Country/Region: Scotland/Highland

ABV: 40%

Cask: Oak

Age: 23 Years (Distilled 1972, Bottled 1995)

Notes: The aroma was soft with charred pineapple and hints of grill smoke over dusty park picnic tables and wafts barn or petting zoo. Dried grass and earth, like hiking through the prairie, lingered with charred herbs and dirty grill tops. Light-bodied with a touch of the old bottle effect casting a sepia-tone over the flavor profile which still offered up a healthy dose of charred pineapple, dry grass, fallen autumn leaves, and earth. The flavors clarified with time as crisp tropical citrus turned toward Korean pears and more dirty grill grates arrived with salty caramelized shoyu and hints of well-trodden pastureland.

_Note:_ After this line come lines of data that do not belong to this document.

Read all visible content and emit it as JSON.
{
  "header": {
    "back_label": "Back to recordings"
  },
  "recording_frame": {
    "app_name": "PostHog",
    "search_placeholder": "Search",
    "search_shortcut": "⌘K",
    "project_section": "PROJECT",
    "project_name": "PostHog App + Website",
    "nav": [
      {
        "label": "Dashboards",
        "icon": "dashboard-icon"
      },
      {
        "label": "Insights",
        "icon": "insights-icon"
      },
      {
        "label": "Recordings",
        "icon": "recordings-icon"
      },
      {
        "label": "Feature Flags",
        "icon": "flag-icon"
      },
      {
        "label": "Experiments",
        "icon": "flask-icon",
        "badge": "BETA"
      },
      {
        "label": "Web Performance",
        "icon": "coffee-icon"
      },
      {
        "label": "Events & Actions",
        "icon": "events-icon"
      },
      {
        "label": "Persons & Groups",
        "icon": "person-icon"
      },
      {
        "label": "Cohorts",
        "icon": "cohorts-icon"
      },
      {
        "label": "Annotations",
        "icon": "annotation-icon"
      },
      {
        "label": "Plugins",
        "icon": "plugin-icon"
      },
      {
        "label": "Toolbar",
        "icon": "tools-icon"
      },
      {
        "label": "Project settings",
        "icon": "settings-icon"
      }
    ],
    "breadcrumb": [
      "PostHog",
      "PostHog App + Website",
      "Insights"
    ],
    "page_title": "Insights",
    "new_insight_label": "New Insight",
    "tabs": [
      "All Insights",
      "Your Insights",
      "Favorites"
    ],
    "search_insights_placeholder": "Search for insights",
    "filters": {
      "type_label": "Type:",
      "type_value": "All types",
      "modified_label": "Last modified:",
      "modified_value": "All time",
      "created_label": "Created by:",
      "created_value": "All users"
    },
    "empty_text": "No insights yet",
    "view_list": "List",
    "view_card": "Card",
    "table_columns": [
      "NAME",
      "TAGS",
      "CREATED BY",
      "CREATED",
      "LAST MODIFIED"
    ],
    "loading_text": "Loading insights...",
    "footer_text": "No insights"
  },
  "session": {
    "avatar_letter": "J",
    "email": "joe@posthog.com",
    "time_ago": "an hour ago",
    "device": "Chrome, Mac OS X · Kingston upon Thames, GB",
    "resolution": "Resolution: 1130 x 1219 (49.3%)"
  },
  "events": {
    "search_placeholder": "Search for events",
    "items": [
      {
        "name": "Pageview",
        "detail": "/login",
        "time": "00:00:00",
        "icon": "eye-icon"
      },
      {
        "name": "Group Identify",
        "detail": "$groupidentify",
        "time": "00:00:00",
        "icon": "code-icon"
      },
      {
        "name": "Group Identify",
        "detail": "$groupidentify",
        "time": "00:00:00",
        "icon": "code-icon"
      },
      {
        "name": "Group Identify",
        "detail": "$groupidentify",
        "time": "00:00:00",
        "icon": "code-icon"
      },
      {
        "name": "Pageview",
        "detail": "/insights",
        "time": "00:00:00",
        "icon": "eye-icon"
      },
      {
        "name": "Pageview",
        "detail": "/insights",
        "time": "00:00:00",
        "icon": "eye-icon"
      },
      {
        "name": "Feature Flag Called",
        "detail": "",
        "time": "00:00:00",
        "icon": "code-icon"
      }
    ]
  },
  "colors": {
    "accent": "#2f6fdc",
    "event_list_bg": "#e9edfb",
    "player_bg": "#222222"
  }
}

The finish was medium-length with a touch of dusty apple and pasture.


Score: 8 (89)

Mental Image: Luʻau at the Prairie Reserve

Conclusion: This was my first experience with the farmier and dirtier profile of Brora that people celebrate and seek out.  Now, I have not had many Brora, because few working in academia can afford to chase them down at this point in time, especially some of these older ones, but this was lovely and showcased a very different style than the more orchard fruit or waxy profiles I encountered previously. 

Overall, I wish the mouthfeel were weightier and the proof higher so that some of the flavors were more intense, but the whisky was delightful and a perfect first pour for 2025 and a wonderful one to return to at the twilight of 2025.